Les uns ont attribué ces embarras de fortune à des dissipations de main fabuleuses ou à des prodigalités de cœur sans prudence, afin d'avoir le droit de détourner les yeux et l'intervention du pays de revers selon eux trop bien mérités. C'est une calomnie de bonne foi que ma vie au grand jour réfute pour tous ceux qui me connaissent. J'ai vécu selon mon état, comme le conseillent les moralistes et les économistes les plus sévères; je n'ai jamais eu d'autre luxe que quelques habitations héréditaires, trop vastes pour ma fortune, à la campagne, habitations qu'il ne dépendait pas de moi de démolir sans avilir la valeur et sans anéantir les produits de l'administration rurale de mes terres en vignobles. Si je n'avais eu que la vigne de Naboth, je n'aurais pas eu les celliers et les pressoirs d'Horace ou de Cicéron. Ma fortune, plus apparente que réelle, n'a jamais été très-grande. On serait étonné si j'exposais ici la modicité des patrimoines que j'ai reçus de mes pères, défalcation faite de leurs charges. Je n'ai rien dévoré, quoi qu'en disent en chiffres emphatiques les déclamateurs contre mes prétendues somptuosités. Tous mes mobiliers, de luxe soi-disant asiatique, réunis, n'égaleraient pas, à beaucoup près, la valeur du plus modique mobilier d'un appartement d'habitué de bourse de la rue Vivienne ou de la rue de Richelieu. Où sont donc les monuments de mon opulence? Où sont donc mes usines à dix mille marteaux? Je n'ai jamais mis dans toute ma vie qu'une pierre sur une pierre, et c'était pour marquer la place de deux tombeaux!
Dat veniam corvis, vexat censura columbas.
Les autres me reprochent une large hospitalité toute rustique et toute paysanesque dans mes champs.
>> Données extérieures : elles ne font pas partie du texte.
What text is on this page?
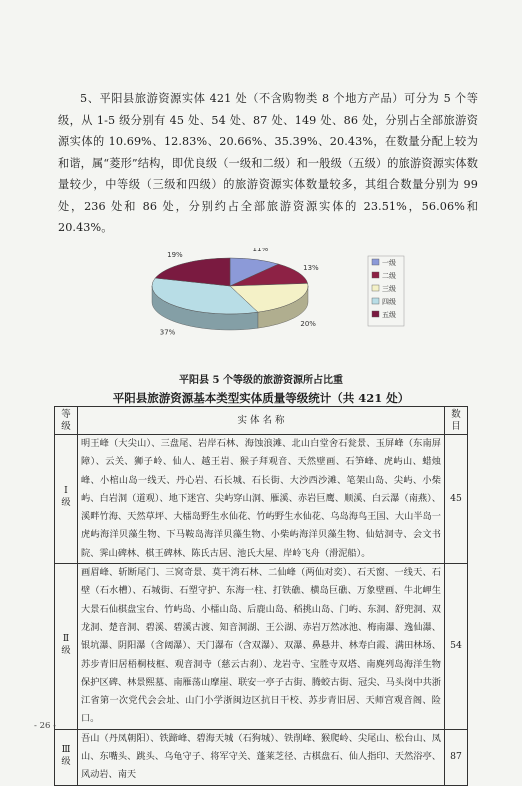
5、平阳县旅游资源实体 421 处（不含购物类 8 个地方产品）可分为 5 个等级，从 1-5 级分别有 45 处、54 处、87 处、149 处、86 处，分别占全部旅游资源实体的 10.69%、12.83%、20.66%、35.39%、20.43%，在数量分配上较为和谐，属“菱形”结构，即优良级（一级和二级）和一般级（五级）的旅游资源实体数量较少，中等级（三级和四级）的旅游资源实体数量较多，其组合数量分别为 99 处，236 处和 86 处，分别约占全部旅游资源实体的 23.51%，56.06%和 20.43%。
11%
13%
20%
37%
19%
一级
二级
三级
四级
五级
平阳县 5 个等级的旅游资源所占比重
平阳县旅游资源基本类型实体质量等级统计（共 421 处）
等级	实 体 名 称	数目
Ⅰ级	明王峰（大尖山）、三盘尾、岩岸石林、海蚀浪滩、北山白堂舍石瓮景、玉屏峰（东南屏障）、云关、狮子岭、仙人、越王岩、猴子拜观音、天然壁画、石笋峰、虎屿山、蜡烛峰、小棺山岛一线天、丹心岩、石长城、石长街、大沙西沙滩、笔架山岛、尖屿、小柴屿、白岩洞（道观）、地下迷宫、尖屿穿山洞、雁溪、赤岩巨鹰、顺溪、白云瀑（南燕）、溪畔竹海、天然草坪、大檑岛野生水仙花、竹屿野生水仙花、乌岛海鸟王国、大山半岛一虎屿海洋贝藻生物、下马鞍岛海洋贝藻生物、小柴屿海洋贝藻生物、仙姑洞寺、会文书院、霁山碑林、棋王碑林、陈氏古居、池氏大屋、岸岭飞舟（滑泥船）。	45
Ⅱ级	画眉峰、斩断尾门、三窝奇景、莫干湾石林、二仙峰（两仙对奕）、石天窗、一线天、石壁（石水槽）、石城街、石塑守护、东海一柱、打铁礁、横岛巨礁、万象壁画、牛北岬生大景石仙棋盘宝台、竹屿岛、小檑山岛、后鹿山岛、稻挑山岛、门屿、东洞、舒兜洞、双龙洞、楚音洞、碧溪、碧溪古渡、知音洞湖、王公湖、赤岩万然冰池、梅南瀑、逸仙瀑、银坑瀑、阴阳瀑（含阔瀑）、天门瀑布（含双瀑）、双瀑、鼻悬井、林寿白霞、满田林场、苏步青旧居梧桐枝框、观音洞寺（慈云古刹）、龙岩寺、宝胜寺双塔、南麂列岛海洋生物保护区碑、林景熙墓、南雁荡山摩崖、联安一亭子古街、腾蛟古街、冠尖、马头岗中共浙江省第一次党代会会址、山门小学浙闽边区抗日干校、苏步青旧居、天师宫观音阁、险口。	54
Ⅲ级	吾山（丹凤朝阳）、铁蹄峰、碧海天城（石狗城）、铁削峰、猴爬岭、尖尾山、松台山、凤山、东嘴头、跳头、乌龟守子、将军守关、蓬莱芝径、古棋盘石、仙人指印、天然浴亭、风动岩、南天	87
- 26 -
Ils ne savent pas que cette hospitalité même dont ils me font un crime est un impôt personnel et inévitable sur la célébrité bien ou mal acquise. Il y a certains noms qui obligent. Toutes les infortunes sans boussole de la France et même de l'Europe se tournent par instinct vers certains noms, je ne dis pas plus illustres, mais plus notoires que les autres noms, pour solliciter pitié, appui ou secours. Le seuil de ces hommes de bruit est assiégé d'indigences qui touchent, leur table est chargée de lettres écrites avec des larmes. Il y a telle année de ma vie où j'en ai reçu jusqu'à dix mille, de ces lettres, et cela depuis que je suis rentré dans l'obscurité. Que pouvez-vous devenir, eussiez-vous le visage aussi froid et le cœur aussi dur que votre métal?
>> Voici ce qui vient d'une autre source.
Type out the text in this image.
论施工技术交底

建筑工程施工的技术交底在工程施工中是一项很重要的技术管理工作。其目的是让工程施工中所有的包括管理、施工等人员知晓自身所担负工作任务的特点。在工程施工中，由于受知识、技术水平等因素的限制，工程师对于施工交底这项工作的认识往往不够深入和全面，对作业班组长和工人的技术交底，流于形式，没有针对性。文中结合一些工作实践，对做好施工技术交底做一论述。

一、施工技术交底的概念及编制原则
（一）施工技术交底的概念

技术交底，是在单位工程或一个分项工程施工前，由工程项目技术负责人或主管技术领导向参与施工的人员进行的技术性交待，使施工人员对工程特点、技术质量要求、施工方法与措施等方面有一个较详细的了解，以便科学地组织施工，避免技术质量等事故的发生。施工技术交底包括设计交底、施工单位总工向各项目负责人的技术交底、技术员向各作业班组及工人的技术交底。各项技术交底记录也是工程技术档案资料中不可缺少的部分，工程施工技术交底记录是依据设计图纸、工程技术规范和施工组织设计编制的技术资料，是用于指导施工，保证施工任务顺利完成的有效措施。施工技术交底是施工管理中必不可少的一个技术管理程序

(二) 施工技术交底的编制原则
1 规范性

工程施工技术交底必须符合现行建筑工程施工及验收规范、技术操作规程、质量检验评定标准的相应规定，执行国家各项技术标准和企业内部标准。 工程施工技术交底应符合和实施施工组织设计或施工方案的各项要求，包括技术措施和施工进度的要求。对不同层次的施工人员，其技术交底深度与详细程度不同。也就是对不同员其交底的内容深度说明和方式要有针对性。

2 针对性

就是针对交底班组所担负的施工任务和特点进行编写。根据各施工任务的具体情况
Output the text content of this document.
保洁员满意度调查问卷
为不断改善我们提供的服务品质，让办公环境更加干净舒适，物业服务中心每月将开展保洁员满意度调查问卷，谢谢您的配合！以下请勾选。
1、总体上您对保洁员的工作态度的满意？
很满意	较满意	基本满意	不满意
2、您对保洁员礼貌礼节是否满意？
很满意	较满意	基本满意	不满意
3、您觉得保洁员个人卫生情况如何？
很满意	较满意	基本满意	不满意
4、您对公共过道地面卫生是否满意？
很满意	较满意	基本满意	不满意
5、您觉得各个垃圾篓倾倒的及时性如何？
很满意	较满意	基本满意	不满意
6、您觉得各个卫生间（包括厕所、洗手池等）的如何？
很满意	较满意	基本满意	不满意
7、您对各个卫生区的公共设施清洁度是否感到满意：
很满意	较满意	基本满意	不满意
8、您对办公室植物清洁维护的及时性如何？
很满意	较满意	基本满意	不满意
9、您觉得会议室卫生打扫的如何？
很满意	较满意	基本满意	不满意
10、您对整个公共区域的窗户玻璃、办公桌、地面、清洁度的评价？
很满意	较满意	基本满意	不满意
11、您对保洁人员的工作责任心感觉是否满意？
Les années qui ont suivi immédiatement la révolution de 1848 ont été particulièrement onéreuses et pour ainsi dire obligatoires. Comment refuser de partager sa dernière épargne avec ceux qui ont partagé vos efforts et vos périls pour maintenir l'ordre et pour préserver la société, dans ces heures où ces braves citoyens, moins intéressés en apparence que nous à la propriété, offraient généreusement leur sang pour elle?
Puis les années désastreuses pour les vignobles se sont succédé pendant une période de dépense sans revenu. Il a fallu s'obérer davantage pour nourrir environ cinq cents bouches d'ouvriers de la terre sans pain.
Puis les intérêts des dettes constituées et des dettes nouvelles se sont accumulés sur le capital. J'ai espéré supporter seul ce triple poids d'une révolution qui avait pesé sur moi plus que sur d'autres, de terres sans produit et d'intérêts exorbitants; j'ai tenté d'y suffire à force de travail d'esprit. Grâce au public et à un concours dont je serai toujours reconnaissant, ce travail rapportait libéralement son salaire. Mais les événements transforment la scène; la main se lasse, le public se rassasie, les ennemis dénigrent: qui dit public dit hasard; le métier d'hommes de lettres n'est qu'un jeu de dé avec l'opinion. Ce travail enivre et ne nourrit pas. On compte les produits, on ne compte pas les frais, les déceptions et les mécomptes. Les deux crises financières de 1856 et 1857 ont fait le reste.
—Pourquoi ne vendiez-vous pas vos terres? me dit-on aujourd'hui avec une apparence de raison qui trompe les esprits mal informés.